Another involved extending loans secured against the ‘future receivables’ that could be turned into hard cash. Greensill would lend money to companies secured against predicted sales that might take place years into the future. This debt was then packaged into securities and bonds and sold on. Clients, including banks and pension funds, were told that these bonds were low risk. It later transpired they were anything but.
A huge portion of its lending was going to just one group of businesses: the aforementioned Sanjeev Gupta’s steel companies.
He was able to use Greensill to generate fast cash from largely unprofitable businesses. In one such deal, Gupta reportedly brought seven European steelworks from ArcelorMittal for 740 million euros (£630 million), then extracted 2.2 billion euros (£1.9 billion) in cash from them by taking out a loan secured against ‘future receivables’.
In other words, Greensill, was helping Gupta monetise steel that wouldn’t be made for more than three years and had no obvious buyer. Most of it was still iron ore. And the amount they were giving him ran to billions. The show could only stay on the road so long as Gupta’s firms continued to make repayments.
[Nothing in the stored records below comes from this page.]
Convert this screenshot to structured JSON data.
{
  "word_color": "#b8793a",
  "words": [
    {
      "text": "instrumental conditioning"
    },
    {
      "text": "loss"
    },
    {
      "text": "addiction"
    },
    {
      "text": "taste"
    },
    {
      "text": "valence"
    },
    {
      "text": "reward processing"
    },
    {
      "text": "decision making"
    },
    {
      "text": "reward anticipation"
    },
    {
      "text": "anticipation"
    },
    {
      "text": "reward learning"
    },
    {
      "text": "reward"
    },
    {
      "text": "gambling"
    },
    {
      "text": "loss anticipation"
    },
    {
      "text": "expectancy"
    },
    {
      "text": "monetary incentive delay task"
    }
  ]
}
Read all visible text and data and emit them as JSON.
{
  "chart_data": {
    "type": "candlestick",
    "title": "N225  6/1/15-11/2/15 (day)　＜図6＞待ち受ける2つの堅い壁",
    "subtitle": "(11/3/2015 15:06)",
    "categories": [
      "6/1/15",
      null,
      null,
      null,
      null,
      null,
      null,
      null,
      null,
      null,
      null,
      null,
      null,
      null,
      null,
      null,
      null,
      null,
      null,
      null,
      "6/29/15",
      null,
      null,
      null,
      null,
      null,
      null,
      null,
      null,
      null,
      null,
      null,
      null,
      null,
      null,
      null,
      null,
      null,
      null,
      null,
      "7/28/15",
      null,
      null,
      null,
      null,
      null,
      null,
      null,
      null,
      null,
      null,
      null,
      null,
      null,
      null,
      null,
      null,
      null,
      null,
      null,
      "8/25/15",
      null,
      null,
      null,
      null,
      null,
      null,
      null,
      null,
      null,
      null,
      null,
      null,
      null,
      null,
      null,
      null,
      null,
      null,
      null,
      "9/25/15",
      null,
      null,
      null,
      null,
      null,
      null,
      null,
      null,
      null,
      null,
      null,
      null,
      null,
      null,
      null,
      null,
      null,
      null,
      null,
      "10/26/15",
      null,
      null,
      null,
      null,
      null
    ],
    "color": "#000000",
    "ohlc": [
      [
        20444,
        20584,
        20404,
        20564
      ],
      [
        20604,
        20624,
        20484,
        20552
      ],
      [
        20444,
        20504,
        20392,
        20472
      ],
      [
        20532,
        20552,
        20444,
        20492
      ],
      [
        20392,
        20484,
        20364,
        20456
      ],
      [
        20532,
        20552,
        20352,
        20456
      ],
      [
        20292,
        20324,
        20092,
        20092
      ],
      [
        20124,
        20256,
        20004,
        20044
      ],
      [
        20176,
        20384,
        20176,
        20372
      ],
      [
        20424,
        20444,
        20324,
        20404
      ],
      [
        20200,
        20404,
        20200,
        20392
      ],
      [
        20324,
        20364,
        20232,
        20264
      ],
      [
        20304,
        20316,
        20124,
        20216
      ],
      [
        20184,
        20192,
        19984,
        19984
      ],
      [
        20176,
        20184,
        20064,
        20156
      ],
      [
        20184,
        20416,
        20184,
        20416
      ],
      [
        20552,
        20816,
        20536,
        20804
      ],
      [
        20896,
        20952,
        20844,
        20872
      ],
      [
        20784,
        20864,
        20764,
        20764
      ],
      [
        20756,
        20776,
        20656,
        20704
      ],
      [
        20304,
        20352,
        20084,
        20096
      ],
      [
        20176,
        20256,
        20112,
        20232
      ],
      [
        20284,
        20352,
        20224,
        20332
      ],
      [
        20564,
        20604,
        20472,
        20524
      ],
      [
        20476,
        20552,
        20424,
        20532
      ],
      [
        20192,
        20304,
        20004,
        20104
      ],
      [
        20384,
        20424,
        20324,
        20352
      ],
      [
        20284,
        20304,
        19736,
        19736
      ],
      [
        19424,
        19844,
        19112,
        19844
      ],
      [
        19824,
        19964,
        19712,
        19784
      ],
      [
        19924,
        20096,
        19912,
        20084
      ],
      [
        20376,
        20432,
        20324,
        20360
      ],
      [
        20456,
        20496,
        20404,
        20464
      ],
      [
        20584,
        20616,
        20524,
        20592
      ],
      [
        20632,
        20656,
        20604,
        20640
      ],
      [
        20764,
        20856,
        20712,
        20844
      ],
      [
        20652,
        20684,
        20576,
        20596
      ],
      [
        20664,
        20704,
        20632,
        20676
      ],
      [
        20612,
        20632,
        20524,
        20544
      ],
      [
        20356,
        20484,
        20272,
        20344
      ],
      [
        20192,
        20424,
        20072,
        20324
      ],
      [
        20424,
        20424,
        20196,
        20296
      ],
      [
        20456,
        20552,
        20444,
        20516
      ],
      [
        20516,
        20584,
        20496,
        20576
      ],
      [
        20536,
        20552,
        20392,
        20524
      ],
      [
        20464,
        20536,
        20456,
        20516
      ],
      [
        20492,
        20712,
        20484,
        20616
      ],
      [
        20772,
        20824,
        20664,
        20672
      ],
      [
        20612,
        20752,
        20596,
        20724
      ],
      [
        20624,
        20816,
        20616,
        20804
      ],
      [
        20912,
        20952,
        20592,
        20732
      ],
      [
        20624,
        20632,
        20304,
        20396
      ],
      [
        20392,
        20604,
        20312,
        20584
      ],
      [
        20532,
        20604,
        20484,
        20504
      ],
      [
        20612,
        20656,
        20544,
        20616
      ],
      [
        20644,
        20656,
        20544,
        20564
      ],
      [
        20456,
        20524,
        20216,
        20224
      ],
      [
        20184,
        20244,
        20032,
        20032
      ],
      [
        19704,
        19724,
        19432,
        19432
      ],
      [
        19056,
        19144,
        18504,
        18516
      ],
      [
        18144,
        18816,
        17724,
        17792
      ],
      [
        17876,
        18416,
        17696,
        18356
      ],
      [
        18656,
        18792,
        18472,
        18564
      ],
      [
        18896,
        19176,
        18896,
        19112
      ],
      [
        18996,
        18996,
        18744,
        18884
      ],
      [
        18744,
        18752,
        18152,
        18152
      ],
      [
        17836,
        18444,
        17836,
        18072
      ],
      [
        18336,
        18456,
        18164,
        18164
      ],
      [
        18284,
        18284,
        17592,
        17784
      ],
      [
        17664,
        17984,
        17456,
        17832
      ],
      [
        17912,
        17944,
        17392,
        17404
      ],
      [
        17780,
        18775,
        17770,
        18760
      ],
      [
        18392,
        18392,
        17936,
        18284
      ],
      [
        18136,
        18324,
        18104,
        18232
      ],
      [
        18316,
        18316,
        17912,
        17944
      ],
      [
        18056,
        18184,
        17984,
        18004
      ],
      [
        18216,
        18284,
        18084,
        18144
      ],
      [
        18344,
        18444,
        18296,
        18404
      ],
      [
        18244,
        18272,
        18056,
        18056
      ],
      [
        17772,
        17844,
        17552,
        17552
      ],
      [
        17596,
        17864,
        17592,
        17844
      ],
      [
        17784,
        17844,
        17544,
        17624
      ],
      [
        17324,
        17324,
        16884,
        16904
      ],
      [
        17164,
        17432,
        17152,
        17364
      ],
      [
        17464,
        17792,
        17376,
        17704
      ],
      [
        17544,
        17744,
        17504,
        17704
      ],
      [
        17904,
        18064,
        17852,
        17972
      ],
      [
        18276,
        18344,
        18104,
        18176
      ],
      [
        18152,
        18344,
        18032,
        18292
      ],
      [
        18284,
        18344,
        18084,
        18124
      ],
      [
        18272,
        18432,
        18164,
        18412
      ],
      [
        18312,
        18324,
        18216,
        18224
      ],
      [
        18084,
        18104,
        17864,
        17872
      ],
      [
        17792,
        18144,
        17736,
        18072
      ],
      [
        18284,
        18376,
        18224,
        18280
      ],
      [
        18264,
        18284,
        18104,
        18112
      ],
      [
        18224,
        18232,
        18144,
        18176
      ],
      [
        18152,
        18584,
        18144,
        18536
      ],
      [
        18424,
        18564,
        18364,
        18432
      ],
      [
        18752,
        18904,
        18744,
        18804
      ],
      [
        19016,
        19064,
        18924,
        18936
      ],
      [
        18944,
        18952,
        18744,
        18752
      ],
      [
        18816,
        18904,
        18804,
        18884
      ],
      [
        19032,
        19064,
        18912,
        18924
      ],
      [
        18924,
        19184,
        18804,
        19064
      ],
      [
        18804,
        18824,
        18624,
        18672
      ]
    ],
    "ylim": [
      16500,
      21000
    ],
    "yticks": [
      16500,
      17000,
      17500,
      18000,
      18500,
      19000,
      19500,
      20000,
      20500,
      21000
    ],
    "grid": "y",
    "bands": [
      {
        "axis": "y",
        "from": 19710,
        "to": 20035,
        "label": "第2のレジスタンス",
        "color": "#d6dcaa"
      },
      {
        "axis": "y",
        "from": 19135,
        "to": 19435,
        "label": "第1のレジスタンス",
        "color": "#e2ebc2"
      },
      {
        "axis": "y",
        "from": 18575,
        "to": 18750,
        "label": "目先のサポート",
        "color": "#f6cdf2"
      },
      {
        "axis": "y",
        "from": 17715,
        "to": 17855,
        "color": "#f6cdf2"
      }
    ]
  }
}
Last summer Cameron made approaches to Treasury officials and Rishi Sunak on behalf of Greensill Capital, seeking access to bigger state-backed loans. Many would have been diverted to Gupta’s empire. Cameron was turned down.
This month as questions continued to be asked over Gupta’s ability to repay, insurance companies decided to stop providing policies that protected backers of Greensill loan products in the event of default. Within days, Greensill had collapsed into insolvency.
Among those now counting the cost is the government of Saudi Arabia, whose stake in SoftBank’s ‘Vision Fund’ is seriously compromised. Ironically, David Cameron’s morally-wonky 2019 trip to the desert turned out to be one of the most expensive PR stunts in history.
‘Dave has watched old colleagues make serious fortunes. [Nick] Clegg went to Silicon Valley to work for Facebook. [George] Osborne is earning a mint in finance,’ notes one acquaintance. Who can blame him for abandoning a few morals to chase that sort of wealth?’
‘This is a man who never had a proper job, aside from a spell in PR, so failed to spot the obvious financial warning signs,’ argues another.
Whatever the reason, an explanation from Cameron is now long overdue. His ongoing silence, like so much of his behaviour during this shoddy affair is, at the very least, unbecoming of a former prime minister.